Cyber Incident Victim: Basecamp
Date:
Jan 2019
Location:
United States of America
Summary
Basecamp successfully mitigated a credential stuffing attack targeting its platform, which lasted approximately one hour and involved around 30,000 login attempts from numerous IP addresses. The attack compromised approximately 100 user accounts out of a total user base of 3 million, with unauthorized access achieved using credentials likely sourced from prior large-scale breaches such as Collection #1. The company blocked suspicious IPs, implemented CAPTCHA defenses to halt the attack, and subsequently reset passwords and logged out affected users. All breached accounts had credentials previously exposed in third-party breaches, as verified through a public breach notification service.
| CIA Posture | Motives | Tactics, Techniques & Procedures |
|---|---|---|
| Available to members | 1 motive | 1 technique |
| Threat Actors | Type | Location |
|---|---|---|
| 0 actors | Available to members | Available to members |
Description
On January 29, 2019, Basecamp detected a credential stuffing attack targeting its platform at 12:45 PM Central Time when its operations team observed a significant surge in login attempts. The attack persisted for approximately one hour, during which attackers made roughly 30,000 login attempts using a broad range of IP addresses. Basecamp’s security team responded by blocking the attacking IPs to slow the intrusion and ultimately deployed a CAPTCHA system to terminate the activity. The company confirmed that unauthorized actors successfully accessed approximately 124 user accounts out of its 3 million users by leveraging valid username-password combinations. Basecamp’s investigation concluded the credentials were likely sourced from prior large-scale breaches such as Collection #1, Anti Public, or Exploit.in, with all compromised accounts appearing as ‘owned’ on haveibeenpwned.com.
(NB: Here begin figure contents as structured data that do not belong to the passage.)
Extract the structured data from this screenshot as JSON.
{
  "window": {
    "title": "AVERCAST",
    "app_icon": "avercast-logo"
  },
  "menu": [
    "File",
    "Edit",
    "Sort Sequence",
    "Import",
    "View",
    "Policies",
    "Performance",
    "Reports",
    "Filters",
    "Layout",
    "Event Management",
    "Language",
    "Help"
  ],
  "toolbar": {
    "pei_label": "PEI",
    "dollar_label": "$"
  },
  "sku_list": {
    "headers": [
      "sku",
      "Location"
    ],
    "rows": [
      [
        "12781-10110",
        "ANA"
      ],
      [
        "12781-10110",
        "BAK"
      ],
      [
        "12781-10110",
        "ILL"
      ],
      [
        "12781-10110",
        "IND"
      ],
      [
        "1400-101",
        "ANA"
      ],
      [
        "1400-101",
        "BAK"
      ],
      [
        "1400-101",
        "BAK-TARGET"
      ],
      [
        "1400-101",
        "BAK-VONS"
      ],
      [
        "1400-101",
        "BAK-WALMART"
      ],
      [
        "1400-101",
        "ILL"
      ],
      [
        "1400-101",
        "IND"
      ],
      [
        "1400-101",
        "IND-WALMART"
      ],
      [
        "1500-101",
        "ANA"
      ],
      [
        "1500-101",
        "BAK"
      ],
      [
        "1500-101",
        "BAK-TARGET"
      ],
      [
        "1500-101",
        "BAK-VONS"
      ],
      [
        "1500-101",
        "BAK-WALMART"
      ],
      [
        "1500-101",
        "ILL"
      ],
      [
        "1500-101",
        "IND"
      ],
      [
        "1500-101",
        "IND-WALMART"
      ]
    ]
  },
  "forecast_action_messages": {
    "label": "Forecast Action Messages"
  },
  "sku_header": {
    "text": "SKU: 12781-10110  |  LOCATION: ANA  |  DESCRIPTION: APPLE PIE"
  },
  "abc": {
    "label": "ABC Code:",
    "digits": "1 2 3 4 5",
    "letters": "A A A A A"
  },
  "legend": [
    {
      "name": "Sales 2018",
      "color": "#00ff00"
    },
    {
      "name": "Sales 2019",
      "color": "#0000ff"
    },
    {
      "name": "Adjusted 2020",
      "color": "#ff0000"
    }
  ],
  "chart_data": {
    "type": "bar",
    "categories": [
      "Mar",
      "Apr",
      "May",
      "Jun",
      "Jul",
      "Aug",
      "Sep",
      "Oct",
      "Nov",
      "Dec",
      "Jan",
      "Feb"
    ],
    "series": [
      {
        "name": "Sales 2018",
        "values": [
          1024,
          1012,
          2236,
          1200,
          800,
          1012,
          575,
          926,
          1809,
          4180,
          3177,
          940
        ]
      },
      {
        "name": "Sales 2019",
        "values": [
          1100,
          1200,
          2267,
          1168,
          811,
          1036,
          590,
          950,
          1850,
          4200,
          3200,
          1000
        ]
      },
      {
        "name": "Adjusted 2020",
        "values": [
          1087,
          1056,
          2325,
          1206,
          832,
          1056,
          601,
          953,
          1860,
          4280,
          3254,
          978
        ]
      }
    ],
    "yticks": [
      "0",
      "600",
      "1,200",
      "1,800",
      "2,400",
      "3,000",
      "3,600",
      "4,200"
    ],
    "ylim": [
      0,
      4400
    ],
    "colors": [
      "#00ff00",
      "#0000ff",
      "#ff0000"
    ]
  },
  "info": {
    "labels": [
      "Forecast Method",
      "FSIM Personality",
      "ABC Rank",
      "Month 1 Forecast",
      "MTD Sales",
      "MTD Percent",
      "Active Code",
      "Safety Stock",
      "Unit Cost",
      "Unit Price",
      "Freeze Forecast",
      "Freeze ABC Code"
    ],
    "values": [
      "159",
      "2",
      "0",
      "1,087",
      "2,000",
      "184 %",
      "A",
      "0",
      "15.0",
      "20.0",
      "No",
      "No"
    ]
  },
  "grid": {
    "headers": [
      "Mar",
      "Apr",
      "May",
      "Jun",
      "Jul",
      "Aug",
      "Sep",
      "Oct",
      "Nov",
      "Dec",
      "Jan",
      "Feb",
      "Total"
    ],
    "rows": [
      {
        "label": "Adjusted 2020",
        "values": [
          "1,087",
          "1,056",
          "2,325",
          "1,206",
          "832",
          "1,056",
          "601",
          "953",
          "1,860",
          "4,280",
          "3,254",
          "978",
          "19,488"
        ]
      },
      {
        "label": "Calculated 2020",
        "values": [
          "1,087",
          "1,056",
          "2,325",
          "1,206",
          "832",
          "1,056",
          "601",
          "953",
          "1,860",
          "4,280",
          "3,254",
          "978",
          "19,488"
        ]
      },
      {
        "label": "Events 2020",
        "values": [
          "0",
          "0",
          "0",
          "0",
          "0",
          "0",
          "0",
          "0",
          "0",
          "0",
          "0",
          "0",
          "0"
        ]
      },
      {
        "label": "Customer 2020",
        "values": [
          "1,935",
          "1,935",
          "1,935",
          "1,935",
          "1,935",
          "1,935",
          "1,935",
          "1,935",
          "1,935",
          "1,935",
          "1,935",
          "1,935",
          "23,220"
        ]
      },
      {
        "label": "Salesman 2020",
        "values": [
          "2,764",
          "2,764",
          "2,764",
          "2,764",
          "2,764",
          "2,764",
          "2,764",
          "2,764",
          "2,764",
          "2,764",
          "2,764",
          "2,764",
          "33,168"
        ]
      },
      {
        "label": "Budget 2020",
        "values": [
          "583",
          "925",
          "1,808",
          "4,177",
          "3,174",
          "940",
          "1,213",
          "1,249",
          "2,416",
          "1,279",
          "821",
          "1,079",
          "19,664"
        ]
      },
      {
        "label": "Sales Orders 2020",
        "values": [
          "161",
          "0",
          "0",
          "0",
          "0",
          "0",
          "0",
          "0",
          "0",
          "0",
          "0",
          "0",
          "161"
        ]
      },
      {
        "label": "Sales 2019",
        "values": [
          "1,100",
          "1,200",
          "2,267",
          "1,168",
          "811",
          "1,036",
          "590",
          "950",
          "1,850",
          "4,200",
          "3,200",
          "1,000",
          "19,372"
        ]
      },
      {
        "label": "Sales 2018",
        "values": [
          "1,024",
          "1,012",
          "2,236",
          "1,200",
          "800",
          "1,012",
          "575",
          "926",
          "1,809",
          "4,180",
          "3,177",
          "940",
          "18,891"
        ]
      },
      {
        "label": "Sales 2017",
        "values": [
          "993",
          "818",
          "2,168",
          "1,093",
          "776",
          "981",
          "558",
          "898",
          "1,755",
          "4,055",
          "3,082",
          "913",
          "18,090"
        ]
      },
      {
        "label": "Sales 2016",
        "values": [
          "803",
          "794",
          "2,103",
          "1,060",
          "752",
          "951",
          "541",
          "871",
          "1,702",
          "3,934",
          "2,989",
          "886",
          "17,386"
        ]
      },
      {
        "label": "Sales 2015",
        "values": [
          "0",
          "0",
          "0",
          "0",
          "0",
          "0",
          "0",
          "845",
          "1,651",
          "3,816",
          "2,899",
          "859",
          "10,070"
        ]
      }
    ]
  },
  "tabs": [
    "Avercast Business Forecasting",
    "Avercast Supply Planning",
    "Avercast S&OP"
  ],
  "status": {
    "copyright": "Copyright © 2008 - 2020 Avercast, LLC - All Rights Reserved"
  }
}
Following containment, Basecamp logged out all affected users, reset their passwords, and directly notified customers whose accounts were accessed. The incident underscored the risks posed by massive credential dumps like Collection #1—a 87.18 GB dataset containing 773 million unique email-password pairs—which were cheaply available and widely circulated. While no system vulnerabilities were exploited, the attack highlighted the persistent threat of credential reuse across services. Basecamp’s disclosure aligned with contemporaneous reports from other platforms like Dailymotion, which faced similar credential stuffing campaigns. The company’s response focused on mitigating unauthorized access and informing impacted users without broader service interruptions or data exfiltration beyond account logins.